Tymczasem gorąco Was zachęcam do odkrywania miejsc, których nie znajdziecie w żadnych przewodnikach. Gdzie nie ma tłumu turystów, a życie biegnie sobie swoim spokojnym rytmem. Wcale nie oznacza to, że takie miejsca są mniej ciekawe, co więcej, mogą was totalnie zaskoczyć i wywołać wielkie wow. Do takich miejsc należy Vigevano. Vige co??? Miasteczko leży pośrodku niczego, otaczają je płaskie pola. Już sama droga do Vigevano jest ciekawa. Wąska, kręta, po drodze mija się pola ryżowe. Takie krajobrazy mało kojarzą się Włochami i gdyby nie typowe włoskie okiennice na ścianach domów, można by poczuć się jak w Azji. Oczywiście dla miejscowych to nic szczególnego, bo tereny otaczające Novarę od zamierzchłych czasów są słynne z uprawy ryżu.

Azjatyckie klimaty

Zacznijmy jednak od początku. Skąd w ogóle znaleźliśmy się na lombardzkie prowincji? No bo przecież nie jechaliśmy prawie 700 kilometrów z Niemiec, tylko żeby zobaczyć Vigevano. Do Włoch przyjechaliśmy z powodu tegorocznej Eurowizji, która odbywała się w Turynie. Jak to zwykle bywa przy takich okazjach, ceny noclegów w stolicy Lombardii poszybowały kosmicznie w górę, a i tak błyskawicznie wszystkie zarezerwowano. Zaczęliśmy szukać jakiś miejscówek w pobliżu i tak trafiliśmy na Novarę. Idealna miejscówka, mniej więcej w połowie drogi pomiędzy Mediolanem, a Turynem. A z Novary do Vigevano to już rzut beretem.

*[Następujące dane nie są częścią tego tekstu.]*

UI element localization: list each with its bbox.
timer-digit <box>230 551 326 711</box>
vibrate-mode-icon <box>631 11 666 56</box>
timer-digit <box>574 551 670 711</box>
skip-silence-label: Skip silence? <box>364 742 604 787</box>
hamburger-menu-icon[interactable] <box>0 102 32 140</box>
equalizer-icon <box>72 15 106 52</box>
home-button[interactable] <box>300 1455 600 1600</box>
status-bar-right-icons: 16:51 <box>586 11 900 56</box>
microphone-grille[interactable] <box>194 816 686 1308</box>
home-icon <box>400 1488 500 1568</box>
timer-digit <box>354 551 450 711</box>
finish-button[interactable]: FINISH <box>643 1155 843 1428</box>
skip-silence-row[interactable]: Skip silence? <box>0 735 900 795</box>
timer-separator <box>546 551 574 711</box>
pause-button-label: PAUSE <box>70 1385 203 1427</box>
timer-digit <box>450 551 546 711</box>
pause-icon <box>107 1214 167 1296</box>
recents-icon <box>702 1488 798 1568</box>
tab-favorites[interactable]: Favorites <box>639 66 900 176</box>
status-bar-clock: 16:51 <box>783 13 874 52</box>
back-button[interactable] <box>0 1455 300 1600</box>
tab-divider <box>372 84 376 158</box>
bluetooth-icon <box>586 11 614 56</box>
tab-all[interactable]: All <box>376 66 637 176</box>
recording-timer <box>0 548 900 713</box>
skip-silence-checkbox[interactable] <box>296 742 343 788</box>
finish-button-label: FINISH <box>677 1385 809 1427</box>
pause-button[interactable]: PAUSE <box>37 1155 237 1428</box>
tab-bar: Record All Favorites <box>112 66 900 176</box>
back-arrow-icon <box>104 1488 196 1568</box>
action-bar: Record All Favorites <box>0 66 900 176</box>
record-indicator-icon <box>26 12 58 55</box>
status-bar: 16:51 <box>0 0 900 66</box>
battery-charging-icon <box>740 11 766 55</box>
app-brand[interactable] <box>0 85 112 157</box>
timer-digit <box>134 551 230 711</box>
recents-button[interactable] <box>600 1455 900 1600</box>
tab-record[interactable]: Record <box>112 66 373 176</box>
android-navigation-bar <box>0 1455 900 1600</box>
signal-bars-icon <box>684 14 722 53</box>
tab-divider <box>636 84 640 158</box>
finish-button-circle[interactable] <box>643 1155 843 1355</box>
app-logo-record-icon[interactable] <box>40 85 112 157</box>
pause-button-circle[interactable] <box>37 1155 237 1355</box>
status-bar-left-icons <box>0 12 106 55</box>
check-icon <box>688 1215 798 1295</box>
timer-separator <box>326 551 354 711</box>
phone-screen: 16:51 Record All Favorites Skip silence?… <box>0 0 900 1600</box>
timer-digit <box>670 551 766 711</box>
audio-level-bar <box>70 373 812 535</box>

Do miasteczka jechaliśmy bez żadnych większych oczekiwań i chyba takie podejście jest najzdrowsze. Bez planu, jedynie z nadzieją, że znaleziona w internecie restauracja będzie czynna i dadzą nam coś do jedzenia. Po drodze mijaliśmy malownicze pola ryżowe i morze maków. Myśleliśmy nawet żeby zatrzymać się po drodze wśród nich, ale było już dość późno i pomysł upadł. Tego samego zwiedzaliśmy Turyn, więc do Vigevano wybraliśmy się dopiero późnym popołudniem. Jak się później okazało taka pora dnia była idealnym wyborem.

pole ryżowe
Pole ryżowe i maki.

Najpiękniejszy plac Włoch

Była niedziela i wydawało się, że całe miasteczko jest opuszczone. Na ulicach trochę ludzi siedziało w ogródkach, poza tym było cicho i spokojnie. W niskich kamieniczkach przy głównej ulicy na próżno można by szukać sieciówek. Za to malutkie sklepiki, lekko podniszczone zębem czasu były zamknięte, podobnie jak apetycznie wyglądający sklep z serami. Były to jednak tylko pozory, bo im dalej szliśmy deptakiem tym było coraz więcej ludzi. Wkrótce okazało się dlaczego.

puste Vigevano
Jeszcze pustawe, niedzielne ulice Vigevano.
włoskie sery
Formaggeria czyli sklep z serami. Szkoda, że był zamknięty.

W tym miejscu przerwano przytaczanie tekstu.